You have the following rights, provided that the statutory requirements are met:

Right of access (Art. 15 GDPR): you may request information about the personal data we process about you.

Right to rectification (Art. 16 GDPR): you may request the correction of inaccurate or the completion of incomplete data.

Right to erasure (Art. 17 GDPR): you may request the deletion of your data unless a statutory retention obligation prevents it.

Right to restriction of processing (Art. 18 GDPR): you may request that we restrict the processing of your data.

Right to data portability (Art. 20 GDPR): you may request that we provide your data in a structured, commonly used, and machine-readable format or transfer it to another controller.

Right to object (Art. 21 GDPR): you may object at any time to processing based on Art. 6(1)(f) GDPR for reasons arising from your particular situation.

Right to withdraw consent (Art. 7(3) GDPR): you may withdraw any consent given at any time with effect for the future.
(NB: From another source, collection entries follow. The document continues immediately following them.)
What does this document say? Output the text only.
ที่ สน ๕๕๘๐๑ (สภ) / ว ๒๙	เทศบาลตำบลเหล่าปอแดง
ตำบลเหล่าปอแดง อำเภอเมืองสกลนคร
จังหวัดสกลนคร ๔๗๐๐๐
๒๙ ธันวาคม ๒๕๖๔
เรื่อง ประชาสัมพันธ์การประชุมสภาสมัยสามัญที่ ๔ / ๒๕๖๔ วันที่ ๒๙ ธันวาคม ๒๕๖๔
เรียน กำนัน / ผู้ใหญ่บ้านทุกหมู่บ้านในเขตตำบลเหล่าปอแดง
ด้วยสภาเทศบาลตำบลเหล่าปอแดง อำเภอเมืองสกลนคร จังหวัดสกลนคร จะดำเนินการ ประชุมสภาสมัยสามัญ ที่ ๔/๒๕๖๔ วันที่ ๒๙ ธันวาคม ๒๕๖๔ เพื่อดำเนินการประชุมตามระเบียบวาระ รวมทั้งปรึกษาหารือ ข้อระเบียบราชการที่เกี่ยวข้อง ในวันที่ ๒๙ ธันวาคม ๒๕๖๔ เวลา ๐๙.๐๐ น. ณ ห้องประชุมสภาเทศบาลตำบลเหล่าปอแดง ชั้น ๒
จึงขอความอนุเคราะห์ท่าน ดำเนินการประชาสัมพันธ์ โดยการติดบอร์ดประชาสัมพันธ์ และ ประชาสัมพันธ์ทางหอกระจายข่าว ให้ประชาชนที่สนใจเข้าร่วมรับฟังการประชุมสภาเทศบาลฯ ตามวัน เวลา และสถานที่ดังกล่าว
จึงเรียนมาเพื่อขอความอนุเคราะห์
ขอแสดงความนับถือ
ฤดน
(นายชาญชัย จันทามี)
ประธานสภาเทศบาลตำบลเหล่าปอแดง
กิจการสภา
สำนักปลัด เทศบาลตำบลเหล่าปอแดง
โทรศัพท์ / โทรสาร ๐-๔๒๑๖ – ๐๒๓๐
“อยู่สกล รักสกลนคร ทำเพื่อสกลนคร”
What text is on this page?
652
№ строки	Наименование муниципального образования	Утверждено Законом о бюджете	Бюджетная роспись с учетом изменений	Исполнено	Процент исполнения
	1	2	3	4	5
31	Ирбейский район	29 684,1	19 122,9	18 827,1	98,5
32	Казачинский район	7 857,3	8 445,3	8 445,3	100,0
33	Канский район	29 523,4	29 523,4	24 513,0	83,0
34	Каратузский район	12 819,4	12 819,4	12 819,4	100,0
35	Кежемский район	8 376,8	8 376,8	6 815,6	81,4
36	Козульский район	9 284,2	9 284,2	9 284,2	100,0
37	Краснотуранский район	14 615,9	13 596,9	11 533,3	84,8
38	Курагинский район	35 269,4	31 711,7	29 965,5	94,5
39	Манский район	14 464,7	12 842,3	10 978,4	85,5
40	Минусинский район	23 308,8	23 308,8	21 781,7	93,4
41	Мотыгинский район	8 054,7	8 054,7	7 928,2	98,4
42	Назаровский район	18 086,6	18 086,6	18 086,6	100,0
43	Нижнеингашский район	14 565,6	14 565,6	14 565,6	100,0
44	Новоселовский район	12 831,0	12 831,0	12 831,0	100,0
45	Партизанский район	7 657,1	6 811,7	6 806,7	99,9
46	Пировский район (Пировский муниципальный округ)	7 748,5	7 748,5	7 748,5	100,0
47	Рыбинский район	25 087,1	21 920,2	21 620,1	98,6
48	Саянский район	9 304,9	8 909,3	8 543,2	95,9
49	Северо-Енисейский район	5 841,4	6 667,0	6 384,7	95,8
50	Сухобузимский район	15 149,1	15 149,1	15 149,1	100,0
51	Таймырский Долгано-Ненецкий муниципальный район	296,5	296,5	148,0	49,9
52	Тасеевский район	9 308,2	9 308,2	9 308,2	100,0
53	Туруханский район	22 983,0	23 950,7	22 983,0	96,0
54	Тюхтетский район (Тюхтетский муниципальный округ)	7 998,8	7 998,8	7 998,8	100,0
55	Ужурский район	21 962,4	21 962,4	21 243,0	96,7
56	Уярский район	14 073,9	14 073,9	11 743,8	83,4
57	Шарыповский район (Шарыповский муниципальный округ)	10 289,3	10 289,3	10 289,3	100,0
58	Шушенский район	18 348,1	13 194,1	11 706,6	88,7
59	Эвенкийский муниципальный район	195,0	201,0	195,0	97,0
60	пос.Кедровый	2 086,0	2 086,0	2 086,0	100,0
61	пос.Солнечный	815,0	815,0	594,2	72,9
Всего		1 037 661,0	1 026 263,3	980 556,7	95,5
The lawfulness of processing carried out up to that point remains unaffected.

To exercise your rights, an informal message to info@codinental.dev is sufficient.

Pursuant to Art. 77 GDPR, you have the right to lodge a complaint with a data protection supervisory authority if you consider that the processing of your data infringes the GDPR.

The authority responsible for us is the State Commissioner for Data Protection and Freedom of Information of Baden-Württemberg, Königstraße 10a, 70173 Stuttgart, https://www.baden-wuerttemberg.datenschutz.de.

No automated decision-making, including profiling within the meaning of Art. 22 GDPR, takes place on this website.

This privacy policy is dated January 2026. Further development of our website or changes in legal requirements may make it necessary to amend this policy. You can access the current version on this page at any time.